Tuesday, April 1, 2025 --- Mattie died 788 weeks ago today.
Tonight's picture was taken on Mattie's birth date...April 4, 2002. I think seeing the nurse's hand gives you some understanding for Mattie's size. What I love about this photo was despite the long birthing process, look how alert Mattie was!!! I love that he had one eye open and was taking it all in.
Quote of the day: Life is a shipwreck, but we must not forget to sing in the lifeboats. ~ Voltaire
I woke up this morning to learn that my dad's dear friend in California died. He had been struggling with cancer. Though my dad is out of it, and has trouble remembering anyone, he has never forgotten his friend, John. I practically grew up with John. When I was in high school, John joined us every Friday night, when we went out as a family for pizza. So we have known each other for decades, and we celebrated many holidays together. I think it was frustrating for my dad, not being able to see John since he moved to Virginia. Tonight, when my dad asked how John was doing (a daily occurrence), I had to tell him that his friend died. It wasn't easy to do, but we shall see if he remembers this news. With my dad, I find that I relive each day and painful memories countless times.

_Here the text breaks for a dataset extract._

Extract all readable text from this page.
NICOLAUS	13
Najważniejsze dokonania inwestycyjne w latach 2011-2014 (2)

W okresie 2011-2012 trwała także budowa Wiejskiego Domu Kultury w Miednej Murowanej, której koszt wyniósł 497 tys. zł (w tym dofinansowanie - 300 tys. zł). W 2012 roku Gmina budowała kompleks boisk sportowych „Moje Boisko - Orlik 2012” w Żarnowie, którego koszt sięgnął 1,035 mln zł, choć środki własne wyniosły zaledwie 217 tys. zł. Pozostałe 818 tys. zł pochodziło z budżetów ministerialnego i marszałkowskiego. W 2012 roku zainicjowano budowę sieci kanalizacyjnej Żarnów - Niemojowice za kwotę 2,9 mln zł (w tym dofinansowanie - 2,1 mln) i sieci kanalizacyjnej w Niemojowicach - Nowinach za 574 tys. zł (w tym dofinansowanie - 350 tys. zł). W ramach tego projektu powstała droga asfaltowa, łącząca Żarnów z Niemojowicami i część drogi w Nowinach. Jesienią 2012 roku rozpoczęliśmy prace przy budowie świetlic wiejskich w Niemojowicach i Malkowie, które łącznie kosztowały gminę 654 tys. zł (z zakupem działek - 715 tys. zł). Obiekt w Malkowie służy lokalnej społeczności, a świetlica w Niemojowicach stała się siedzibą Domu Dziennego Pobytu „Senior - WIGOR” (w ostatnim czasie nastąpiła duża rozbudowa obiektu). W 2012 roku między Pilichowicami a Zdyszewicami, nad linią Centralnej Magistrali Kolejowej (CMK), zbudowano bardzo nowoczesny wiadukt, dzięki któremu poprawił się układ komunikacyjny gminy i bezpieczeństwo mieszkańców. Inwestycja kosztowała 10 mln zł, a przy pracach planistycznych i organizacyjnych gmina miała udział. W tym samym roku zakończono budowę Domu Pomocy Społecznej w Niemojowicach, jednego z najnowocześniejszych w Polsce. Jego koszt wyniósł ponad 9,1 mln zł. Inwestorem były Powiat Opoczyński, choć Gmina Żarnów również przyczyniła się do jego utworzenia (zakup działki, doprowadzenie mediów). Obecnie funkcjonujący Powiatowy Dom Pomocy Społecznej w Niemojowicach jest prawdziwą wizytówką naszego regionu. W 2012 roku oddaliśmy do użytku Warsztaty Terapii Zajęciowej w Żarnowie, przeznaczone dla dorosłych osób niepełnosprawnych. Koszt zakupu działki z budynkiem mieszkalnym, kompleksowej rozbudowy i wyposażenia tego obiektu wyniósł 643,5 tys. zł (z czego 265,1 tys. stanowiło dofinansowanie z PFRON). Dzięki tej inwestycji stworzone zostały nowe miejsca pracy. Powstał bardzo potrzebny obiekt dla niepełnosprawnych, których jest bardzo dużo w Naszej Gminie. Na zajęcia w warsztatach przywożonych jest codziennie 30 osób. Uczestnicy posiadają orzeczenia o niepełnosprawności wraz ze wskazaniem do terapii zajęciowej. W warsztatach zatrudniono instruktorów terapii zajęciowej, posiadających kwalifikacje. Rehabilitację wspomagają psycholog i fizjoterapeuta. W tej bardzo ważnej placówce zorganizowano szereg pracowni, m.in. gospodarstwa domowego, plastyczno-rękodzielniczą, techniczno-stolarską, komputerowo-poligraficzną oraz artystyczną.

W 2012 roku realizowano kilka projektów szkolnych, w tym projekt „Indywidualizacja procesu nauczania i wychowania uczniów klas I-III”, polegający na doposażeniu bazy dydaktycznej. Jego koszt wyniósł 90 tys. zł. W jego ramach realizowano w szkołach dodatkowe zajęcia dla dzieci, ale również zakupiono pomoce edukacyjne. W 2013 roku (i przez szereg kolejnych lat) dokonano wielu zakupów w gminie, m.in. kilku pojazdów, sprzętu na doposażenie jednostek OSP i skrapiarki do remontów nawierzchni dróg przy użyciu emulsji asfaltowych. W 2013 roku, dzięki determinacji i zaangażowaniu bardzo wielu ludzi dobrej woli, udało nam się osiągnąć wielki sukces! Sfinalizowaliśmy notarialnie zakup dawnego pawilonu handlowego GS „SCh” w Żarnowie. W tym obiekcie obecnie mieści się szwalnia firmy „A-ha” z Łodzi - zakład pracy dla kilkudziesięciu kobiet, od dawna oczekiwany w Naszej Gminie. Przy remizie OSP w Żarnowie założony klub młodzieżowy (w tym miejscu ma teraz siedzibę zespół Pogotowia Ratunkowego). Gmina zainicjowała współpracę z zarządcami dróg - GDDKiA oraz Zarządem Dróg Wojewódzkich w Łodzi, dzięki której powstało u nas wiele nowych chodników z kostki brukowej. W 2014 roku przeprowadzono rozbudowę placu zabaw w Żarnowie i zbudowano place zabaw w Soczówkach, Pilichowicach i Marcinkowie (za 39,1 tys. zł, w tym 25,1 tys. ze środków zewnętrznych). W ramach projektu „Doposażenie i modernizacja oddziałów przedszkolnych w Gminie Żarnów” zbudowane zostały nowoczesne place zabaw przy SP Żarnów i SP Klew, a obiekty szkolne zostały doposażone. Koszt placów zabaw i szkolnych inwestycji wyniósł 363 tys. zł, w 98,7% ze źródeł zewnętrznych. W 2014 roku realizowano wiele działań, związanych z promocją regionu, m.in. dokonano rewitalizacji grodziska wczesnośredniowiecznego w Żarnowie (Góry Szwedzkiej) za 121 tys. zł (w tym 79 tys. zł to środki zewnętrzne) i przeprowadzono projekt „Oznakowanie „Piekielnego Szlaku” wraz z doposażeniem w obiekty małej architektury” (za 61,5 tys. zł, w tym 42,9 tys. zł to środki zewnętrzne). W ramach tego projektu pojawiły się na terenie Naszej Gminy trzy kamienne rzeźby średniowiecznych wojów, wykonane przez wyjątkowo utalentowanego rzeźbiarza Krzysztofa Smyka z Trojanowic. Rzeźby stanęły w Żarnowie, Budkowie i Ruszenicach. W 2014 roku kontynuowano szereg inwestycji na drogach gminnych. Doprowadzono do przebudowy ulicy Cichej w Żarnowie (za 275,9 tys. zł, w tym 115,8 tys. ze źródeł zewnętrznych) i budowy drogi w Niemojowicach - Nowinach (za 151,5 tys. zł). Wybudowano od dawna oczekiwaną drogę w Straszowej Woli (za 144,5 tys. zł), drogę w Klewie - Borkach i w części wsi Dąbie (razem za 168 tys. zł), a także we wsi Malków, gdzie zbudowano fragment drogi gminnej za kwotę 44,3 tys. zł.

After I dropped my dad off at his memory care center today, I came home and called the Geek Squad. I have been told that all computers need monthly/bimonthly tune ups. Just to make sure there are no corrupt files, that new version of things can be uploaded, that security is being maintained, etc. Since this is the first tune up I ever did, I was a bit nervous. But they made it super easy and talked me through the process. At first I was juggling my mom's computer upstairs and mine on the first floor, but I eventually had to bring my mom's computer downstairs, because I was running up and down the stairs every two minutes. Any case, I checked another box..... computers have been tuned up!
Another wonderful surprise is when I wrote to my breast specialist's office over the weekend, they wrote me back and they offered to call my health insurer for a peer to peer consult, to advocate for my need to have a breast MRI. I did not even have to ask, they suggested this to me! Compared to dealing with my endocrinologist's office, who prescribes Prolia, this office is a night and day experience. My endocrinologist could learn a thing or two about patient centered care! As the Prolia saga continues!
Note that I thought I could do this myself! I truly was thinking of taking this on, until my landscaper basically told me.... NO! He knew it would be too labor intensive for me and I wouldn't have access to professional grade equipment. He was absolutely correct, and I appreciate his honest help.
The other project Nate has helped me with was with power washing, staining, and sealing our porch. This was another project I was going to take on myself, but once I realized I had no idea what I was doing, I decided I needed help. The last thing I want to do is ruin the wood! Once it is dry, I will snap a photo of it.
Today, I had many down moments. Could it be knowing what has happened to my life, to my marriage, that my husband's things are now moved out, that Mattie's birthday is this week, or that I am caregiving around the clock? Maybe all of the above! I truly live each day perplexed and disillusioned. Normally I hate going to the mailbox, because I am greeted with bills. But today, this beautiful and heartfelt card was in the mail from my friend Jean. It brought a smile to my face, as does every comment, email, and text message I receive!